Screen cultures | The Politics of Funny Women: Negotiating Femininities and Feminisms through Comedy (panel and book launch)
The question of why we laugh (or don’t laugh) has intrigued scholars since antiquity. Comedy and Online Audiences contributes to that debate by exploring how we evaluate screen comedy. What kinds of criteria do we use to judge films and TV shows that are meant to be funny? And what might that have to do with our social and cultural backgrounds, or with wider cultural ideas about film, TV, comedy, quality and entertainment? The book examines these questions through a study of audience responses posted to online facilities such as Twitter, Facebook, review sites, blogs and message boards. Bore’s analysis of these responses considers a broad range of issues, including how audiences perceive the idea of “national” comedy; what they think of female comedians; how they evaluate romcoms, sitcoms and web comedy; what they think is acceptable to joke about; what comedy fans get excited about; how fans interact with star comedians; and what comedy viewers really despise. The book demonstrates some of the ways in which we can adapt theories of humour and comedy to examine the practices of contemporary screen audiences, while offering new insights into how they negotiate the opportunities and constrictions of different online facilities to share their views and experiences.
Panel discussion:
Inspirational Amy Schumer: The unruly woman as a pinned promise of happiness | Dr. Inger-Lise Bore (BCU)

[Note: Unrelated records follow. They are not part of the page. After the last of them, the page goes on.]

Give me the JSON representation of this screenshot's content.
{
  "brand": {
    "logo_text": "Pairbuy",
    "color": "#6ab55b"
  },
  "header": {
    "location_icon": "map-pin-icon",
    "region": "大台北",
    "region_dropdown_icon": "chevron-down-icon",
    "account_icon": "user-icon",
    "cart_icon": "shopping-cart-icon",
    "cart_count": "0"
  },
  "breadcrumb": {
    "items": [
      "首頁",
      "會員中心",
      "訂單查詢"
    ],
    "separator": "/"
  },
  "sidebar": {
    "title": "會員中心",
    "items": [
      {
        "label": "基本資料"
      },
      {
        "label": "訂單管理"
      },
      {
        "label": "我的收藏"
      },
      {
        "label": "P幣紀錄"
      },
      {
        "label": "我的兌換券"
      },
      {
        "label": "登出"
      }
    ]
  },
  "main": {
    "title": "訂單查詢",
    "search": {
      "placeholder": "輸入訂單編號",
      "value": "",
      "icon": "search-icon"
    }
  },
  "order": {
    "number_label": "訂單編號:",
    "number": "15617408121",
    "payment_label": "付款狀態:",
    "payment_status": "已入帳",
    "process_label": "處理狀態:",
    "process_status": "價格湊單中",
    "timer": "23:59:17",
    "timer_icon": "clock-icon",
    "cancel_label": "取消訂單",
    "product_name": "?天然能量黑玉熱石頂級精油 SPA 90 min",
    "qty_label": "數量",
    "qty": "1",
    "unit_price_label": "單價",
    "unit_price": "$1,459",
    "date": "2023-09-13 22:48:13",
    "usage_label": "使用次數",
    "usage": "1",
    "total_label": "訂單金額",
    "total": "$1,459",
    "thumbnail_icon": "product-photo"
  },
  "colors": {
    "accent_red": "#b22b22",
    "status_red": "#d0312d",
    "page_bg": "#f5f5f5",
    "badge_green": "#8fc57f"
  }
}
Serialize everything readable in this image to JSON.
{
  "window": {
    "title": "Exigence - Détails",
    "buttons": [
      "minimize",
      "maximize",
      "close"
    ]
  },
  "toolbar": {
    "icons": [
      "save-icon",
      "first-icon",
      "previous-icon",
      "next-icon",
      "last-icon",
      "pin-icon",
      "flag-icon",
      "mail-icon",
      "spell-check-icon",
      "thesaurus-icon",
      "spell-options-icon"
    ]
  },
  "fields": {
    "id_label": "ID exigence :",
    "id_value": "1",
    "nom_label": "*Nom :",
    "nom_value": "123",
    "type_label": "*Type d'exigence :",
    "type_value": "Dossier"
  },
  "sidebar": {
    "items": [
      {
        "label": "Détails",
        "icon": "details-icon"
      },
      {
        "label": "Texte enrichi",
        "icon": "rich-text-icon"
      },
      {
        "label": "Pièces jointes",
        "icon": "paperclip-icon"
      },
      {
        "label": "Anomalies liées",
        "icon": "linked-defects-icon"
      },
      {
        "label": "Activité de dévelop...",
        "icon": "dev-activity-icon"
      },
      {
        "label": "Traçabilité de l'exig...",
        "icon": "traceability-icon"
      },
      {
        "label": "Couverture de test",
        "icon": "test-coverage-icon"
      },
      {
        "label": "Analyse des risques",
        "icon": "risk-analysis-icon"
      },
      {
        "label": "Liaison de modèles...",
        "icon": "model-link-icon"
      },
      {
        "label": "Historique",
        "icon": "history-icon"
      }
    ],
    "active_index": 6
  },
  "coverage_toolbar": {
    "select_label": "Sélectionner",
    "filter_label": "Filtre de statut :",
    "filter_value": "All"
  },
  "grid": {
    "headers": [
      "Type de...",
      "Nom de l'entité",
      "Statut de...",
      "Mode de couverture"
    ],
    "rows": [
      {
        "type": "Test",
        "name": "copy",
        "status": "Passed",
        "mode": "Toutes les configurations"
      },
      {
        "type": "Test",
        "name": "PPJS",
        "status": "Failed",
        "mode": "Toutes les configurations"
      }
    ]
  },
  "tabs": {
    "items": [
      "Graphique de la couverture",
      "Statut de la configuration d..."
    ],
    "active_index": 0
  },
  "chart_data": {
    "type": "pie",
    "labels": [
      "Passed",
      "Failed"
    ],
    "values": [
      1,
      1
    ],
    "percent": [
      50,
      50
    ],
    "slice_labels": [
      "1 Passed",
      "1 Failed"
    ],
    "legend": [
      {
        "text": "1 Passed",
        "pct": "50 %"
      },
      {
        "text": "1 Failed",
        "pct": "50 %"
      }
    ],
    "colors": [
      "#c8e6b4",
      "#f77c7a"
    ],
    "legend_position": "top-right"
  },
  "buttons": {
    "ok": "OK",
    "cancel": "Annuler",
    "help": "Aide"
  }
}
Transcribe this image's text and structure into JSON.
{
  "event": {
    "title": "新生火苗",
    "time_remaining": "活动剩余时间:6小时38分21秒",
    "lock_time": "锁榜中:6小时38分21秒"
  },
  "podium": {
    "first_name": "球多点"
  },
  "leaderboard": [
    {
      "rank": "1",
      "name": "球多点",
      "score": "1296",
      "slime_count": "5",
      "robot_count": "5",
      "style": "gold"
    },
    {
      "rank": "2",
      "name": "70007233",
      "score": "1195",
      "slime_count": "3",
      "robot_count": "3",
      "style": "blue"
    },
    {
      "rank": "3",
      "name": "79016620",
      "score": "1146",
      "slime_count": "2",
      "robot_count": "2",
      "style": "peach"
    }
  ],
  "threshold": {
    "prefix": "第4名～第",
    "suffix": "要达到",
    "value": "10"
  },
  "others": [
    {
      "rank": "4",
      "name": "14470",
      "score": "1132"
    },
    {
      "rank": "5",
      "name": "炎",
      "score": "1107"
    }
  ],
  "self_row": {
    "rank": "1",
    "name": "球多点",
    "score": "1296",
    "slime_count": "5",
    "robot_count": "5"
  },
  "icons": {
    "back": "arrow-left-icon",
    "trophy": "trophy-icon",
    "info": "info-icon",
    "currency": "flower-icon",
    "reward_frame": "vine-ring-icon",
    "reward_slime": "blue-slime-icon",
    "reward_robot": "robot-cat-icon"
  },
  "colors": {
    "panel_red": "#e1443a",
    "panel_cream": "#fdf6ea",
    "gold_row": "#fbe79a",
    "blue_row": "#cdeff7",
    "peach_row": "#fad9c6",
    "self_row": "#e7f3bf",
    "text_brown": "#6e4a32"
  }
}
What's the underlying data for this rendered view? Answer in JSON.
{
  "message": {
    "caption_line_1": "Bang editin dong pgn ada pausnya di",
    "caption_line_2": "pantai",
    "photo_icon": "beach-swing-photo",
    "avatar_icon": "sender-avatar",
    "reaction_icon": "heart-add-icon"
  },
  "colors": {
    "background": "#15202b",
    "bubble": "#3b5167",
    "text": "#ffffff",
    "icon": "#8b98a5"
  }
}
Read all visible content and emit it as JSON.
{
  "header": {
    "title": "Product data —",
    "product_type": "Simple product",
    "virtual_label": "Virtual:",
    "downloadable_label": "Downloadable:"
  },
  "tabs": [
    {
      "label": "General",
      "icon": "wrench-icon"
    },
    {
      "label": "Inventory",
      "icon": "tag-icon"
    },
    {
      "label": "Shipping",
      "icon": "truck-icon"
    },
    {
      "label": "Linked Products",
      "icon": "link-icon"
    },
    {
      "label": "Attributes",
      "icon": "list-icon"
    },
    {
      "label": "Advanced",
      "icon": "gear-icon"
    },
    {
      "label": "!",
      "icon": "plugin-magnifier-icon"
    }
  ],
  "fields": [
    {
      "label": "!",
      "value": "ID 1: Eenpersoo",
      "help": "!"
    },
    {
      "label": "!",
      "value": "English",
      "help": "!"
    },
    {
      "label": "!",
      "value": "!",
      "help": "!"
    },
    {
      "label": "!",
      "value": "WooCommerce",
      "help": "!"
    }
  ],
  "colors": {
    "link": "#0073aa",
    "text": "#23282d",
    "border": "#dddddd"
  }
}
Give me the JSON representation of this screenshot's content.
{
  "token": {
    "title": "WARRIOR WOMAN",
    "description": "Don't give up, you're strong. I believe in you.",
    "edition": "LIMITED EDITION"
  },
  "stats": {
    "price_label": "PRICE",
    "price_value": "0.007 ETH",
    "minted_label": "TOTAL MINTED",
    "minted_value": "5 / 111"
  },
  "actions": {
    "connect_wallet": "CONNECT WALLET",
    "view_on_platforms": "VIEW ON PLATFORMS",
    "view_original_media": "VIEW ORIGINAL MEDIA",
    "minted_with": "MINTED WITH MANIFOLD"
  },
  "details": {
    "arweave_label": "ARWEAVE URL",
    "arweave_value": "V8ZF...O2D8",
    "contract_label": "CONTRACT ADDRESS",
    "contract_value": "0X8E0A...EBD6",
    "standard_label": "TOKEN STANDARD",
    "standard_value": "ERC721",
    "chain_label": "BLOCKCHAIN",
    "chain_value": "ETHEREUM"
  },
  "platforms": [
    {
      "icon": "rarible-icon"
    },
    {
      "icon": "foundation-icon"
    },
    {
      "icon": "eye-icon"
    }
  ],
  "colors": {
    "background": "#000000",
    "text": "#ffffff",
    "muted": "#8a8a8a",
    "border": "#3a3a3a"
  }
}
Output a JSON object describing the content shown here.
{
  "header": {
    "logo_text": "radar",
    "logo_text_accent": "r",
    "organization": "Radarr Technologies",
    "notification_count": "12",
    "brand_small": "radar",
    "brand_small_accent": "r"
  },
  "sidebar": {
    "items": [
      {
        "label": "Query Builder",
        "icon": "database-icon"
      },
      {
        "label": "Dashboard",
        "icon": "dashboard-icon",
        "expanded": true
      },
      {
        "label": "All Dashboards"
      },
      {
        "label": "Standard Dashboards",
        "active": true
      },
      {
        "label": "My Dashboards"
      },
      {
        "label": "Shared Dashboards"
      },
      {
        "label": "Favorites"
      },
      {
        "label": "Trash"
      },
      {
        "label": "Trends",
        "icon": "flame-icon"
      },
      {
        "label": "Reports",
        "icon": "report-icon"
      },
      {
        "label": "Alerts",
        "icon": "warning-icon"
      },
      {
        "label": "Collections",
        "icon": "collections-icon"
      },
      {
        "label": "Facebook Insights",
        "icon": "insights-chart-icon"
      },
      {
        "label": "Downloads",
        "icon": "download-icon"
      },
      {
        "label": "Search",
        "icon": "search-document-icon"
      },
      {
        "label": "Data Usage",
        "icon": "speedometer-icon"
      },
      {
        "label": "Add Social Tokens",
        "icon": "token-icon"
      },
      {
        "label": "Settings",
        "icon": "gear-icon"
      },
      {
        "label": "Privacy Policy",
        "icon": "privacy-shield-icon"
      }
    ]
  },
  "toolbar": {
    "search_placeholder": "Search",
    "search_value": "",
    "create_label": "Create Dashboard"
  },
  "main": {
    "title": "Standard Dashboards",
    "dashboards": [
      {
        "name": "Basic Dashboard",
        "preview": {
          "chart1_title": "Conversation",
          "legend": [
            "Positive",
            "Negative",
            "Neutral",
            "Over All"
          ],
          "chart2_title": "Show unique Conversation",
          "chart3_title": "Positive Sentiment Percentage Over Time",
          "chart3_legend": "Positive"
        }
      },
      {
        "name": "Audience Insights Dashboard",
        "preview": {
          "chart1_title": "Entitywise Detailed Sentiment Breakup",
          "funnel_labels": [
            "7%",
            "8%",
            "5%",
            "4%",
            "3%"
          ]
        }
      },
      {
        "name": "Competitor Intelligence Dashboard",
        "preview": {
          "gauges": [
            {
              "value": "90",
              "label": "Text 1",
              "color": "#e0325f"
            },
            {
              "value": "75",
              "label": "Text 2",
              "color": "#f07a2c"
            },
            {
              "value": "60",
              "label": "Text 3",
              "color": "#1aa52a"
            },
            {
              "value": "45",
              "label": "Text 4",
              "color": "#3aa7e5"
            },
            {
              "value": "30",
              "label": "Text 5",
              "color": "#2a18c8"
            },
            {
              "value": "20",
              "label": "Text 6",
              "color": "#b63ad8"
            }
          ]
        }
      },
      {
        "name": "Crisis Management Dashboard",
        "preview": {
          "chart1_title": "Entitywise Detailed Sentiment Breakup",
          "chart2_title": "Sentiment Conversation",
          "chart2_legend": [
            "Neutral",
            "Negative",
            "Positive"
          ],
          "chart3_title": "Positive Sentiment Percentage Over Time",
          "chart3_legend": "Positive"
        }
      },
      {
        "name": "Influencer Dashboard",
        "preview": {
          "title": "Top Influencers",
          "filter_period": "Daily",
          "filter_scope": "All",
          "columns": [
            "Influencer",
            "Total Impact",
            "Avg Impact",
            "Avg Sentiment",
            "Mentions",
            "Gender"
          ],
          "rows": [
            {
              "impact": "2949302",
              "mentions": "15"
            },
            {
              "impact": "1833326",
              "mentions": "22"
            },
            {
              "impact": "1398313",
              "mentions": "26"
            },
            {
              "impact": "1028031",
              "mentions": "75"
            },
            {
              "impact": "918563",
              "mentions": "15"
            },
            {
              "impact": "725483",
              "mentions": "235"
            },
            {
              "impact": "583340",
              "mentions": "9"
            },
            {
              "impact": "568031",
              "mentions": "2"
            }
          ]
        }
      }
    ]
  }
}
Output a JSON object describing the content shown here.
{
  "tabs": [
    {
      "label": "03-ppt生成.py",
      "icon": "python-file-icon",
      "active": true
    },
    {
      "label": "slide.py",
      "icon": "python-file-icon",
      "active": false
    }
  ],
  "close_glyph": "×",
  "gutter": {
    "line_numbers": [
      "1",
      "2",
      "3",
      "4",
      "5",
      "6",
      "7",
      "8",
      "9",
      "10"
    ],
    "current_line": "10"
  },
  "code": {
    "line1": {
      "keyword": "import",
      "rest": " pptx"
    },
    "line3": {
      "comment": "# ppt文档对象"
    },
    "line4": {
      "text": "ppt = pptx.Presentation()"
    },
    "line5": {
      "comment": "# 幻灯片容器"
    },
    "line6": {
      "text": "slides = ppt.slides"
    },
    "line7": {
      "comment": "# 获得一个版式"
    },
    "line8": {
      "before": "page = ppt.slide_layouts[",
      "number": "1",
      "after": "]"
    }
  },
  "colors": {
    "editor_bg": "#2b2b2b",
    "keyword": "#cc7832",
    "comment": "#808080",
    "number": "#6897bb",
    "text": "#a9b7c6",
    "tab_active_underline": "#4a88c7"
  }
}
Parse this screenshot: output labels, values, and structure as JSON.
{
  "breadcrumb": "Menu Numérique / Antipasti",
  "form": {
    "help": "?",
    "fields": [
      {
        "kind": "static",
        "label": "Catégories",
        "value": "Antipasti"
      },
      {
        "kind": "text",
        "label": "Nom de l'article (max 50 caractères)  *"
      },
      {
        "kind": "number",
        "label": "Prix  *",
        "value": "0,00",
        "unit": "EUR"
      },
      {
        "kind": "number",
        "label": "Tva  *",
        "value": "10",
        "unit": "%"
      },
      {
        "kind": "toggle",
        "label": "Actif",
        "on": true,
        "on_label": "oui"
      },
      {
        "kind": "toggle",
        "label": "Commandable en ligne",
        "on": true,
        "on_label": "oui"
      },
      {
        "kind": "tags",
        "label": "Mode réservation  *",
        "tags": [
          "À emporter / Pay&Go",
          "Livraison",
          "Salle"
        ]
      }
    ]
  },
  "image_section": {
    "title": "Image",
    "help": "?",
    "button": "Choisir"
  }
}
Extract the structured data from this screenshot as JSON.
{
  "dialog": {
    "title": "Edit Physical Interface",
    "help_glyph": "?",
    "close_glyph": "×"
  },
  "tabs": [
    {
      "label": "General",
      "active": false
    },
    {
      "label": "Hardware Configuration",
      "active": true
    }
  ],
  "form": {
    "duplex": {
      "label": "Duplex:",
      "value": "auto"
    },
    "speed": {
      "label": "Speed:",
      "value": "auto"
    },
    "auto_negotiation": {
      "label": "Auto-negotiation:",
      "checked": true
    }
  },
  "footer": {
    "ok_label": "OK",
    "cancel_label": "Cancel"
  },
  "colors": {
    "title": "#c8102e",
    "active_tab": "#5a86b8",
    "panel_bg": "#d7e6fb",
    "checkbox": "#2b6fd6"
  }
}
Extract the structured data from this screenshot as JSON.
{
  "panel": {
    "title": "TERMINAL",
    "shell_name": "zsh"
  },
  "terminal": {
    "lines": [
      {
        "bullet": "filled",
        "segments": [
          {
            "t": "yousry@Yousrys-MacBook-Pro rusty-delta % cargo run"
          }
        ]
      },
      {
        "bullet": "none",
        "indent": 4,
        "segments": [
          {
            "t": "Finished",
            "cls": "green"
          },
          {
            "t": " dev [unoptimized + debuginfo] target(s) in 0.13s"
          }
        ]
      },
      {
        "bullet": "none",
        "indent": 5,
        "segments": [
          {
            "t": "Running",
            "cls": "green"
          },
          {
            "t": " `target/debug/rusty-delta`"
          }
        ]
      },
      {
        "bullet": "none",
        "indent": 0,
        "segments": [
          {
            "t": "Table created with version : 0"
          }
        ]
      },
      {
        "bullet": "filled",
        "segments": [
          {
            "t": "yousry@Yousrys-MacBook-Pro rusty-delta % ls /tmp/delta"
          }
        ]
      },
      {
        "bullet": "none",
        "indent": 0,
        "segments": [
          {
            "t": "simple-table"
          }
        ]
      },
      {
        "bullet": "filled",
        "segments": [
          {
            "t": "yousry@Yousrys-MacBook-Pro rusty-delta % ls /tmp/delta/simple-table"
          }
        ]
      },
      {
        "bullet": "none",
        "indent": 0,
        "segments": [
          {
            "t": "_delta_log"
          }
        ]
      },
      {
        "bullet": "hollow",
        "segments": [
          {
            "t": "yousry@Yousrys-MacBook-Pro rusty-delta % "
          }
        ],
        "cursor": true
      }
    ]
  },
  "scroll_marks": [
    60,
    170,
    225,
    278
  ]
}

This paper explores intersections between comedy, celebrity and feminism through a case study of Amy Schumer’s comedian-celebrity text on Pinterest. The popular social networking site invites its (mostly female) users to “Find and save recipes, parenting hacks, style inspiration and other ideas to try”, which privileges connections between femininity, creativity, self-development and consumption. My analysis focuses on the top 100 pins tagged “Amy Schumer” to explore the dominant orientations towards Schumer within this affective economy, considering the pinned material as well as its recontextualisation across user boards and the different sites that Pinterest drives traffic to.
Mindy is a Republican and She Thinks Giuliani is Hot | Dr. Mary Irwin (Northumbia University)
The entertainment website Vulture interviewed Mindy Kaling about the season two finale of The Mindy Project (2012-), asking whether inferences about her own politics could be drawn from Mindy’s comments that “global warming doesn’t exist”, “recycling makes America look poor” and “[former mayor of New York City] Rudi Giuliani is hot”. Kaling responded that, “the fact that people can’t separate me from Mindy Lahiri is so funny to our staff, and I think we like to lean into it because it’s provocative”. This paper will explore and unpack the subversive multi-layered complexity of Kaling’s construction and performance of the excessive unruly Mindy Lahiri.
Queen Bee: Tina Fey and the Enduring Resonance and Cultural Reception of “Mean Girls” | Dr. Sarah Ralph (Northumbria University)
This paper will look at the way Mean Girls (2004) has been solidified into popular culture, and integral to Tina Fey’s comedic career narrative and feminist identity, through an exploration of mentions of the film in a selected range of critical reception materials relating to Fey’s subsequent on and off-screen work. Specifically, it will consider how the representation of negative features of female friendships, overcome by the awakening and empowerment of one girl in the film, parallel Fey’s professional advocacy of a ‘collaborate instead of compete’ creative environment for women; one that has proved so successful in the traditionally male-dominated arena of US comedy.
Panel speakers:
Inger-Lise Kalviknes Bore (PhD Cardiff University) is Senior Lecturer at Birmingham City University, where she works in the Birmingham Centre for Media and Cultural Research. She is the author of Screen Comedy and Online Audiences (2017, Routledge) and has written about comedy audiences and fan cultures in journals such as Continuum, European Journal of Cultural Studies, Journal of Fandom Studies, Participations and Television and New Media.
Mary Irwin is Senior Lecturer in Media at Northumbria University. Her forthcoming book Love Wars: Television Romantic Comedy (2017) provides the first historical overview of the romantic comedy on the small screen. Mary has published on women and television in a wide range of journals including Screen, Feminist Media Studies, Media History, Critical Studies in Television and British Journal of Cinema and Television.
Sarah Ralph is Lecturer in Media and Cultural Studies at Northumbria University. She is co-author (with Martin Barker, Kate Egan and Tom Phillips) of Alien Audiences: Remembering and Evaluating a Classic Movie, and her work on the topic of audiences, gender and celebrity, and women working in comedy, has been published in Participations, Celebrity Studies and Critical Studies in Television.
Panel Chair:
Sharon Lockyer is the founding director of the Centre for Comedy Studies Research (CCSR) and a Senior Lecturer in Sociology and Communications in the Department of Social Sciences, Media and Communications at Brunel University London, UK. Her research interests include critical comedy studies, identity politics and comic media representations and the sociology of popular culture.